D2C Subscription Model Launch for an FMCG Brand
The company had tried D2C twice before and failed twice before. The first attempt died at the technology selection stage, six months of meetings, no launch. The second died when the distribution team blocked it on channel conflict grounds, which was a legitimate concern dressed up as a bureaucratic objection. By the time this engagement started, the leadership team was cautious in a way that only comes from having been burned. They needed a plan that actually accounted for the reasons the previous two had failed.

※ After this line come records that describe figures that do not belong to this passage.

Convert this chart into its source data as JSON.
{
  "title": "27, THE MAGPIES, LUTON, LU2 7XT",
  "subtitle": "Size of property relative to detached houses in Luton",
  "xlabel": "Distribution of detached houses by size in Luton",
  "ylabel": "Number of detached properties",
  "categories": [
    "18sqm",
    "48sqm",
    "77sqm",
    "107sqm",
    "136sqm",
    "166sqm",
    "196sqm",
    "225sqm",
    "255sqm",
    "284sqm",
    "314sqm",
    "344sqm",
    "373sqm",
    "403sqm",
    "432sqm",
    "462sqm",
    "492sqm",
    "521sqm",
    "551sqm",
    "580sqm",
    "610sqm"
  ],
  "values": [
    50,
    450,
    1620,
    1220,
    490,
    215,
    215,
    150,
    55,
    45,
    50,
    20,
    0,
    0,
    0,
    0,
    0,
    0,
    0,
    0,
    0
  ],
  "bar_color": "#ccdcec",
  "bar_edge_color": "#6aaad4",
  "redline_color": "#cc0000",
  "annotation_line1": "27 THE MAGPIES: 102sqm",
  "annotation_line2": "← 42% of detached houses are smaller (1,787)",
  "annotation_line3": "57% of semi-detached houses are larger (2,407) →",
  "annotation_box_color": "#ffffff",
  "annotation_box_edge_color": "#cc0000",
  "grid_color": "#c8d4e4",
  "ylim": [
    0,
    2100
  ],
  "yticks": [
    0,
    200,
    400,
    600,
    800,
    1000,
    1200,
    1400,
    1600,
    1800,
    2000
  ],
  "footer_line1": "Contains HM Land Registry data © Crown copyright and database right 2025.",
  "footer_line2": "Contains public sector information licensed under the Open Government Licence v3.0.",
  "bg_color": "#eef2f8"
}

Four weeks of discovery: 20 customer interviews and a close look at how three comparable FMCG brands had managed the distributor conflict issue. The key insight, the one that unblocked the distribution team, was that D2C needed to offer different pack sizes from the modern trade range. A clean enough separation that distributors couldn't credibly claim cannibalisation. The board approved the business case at week six. Technology (Shopify + subscription app) locked by week eight. Fulfilment model (3PL in Bhiwandi, 4 regional spokes) confirmed by week twelve. MVP live in month five.
D2C revenue in the first full quarter was ₹1.4 Cr, above the ₹1.1 Cr target. Subscriber base at 60 days was 2,900, slower than the 3,500 planned, but 90-day retention of 71% was above the modelled 65%. The channel conflict that had killed the previous attempt didn't materialise in year one. The operations director said that solving the distributor question first, before anything else, was what made the difference this time.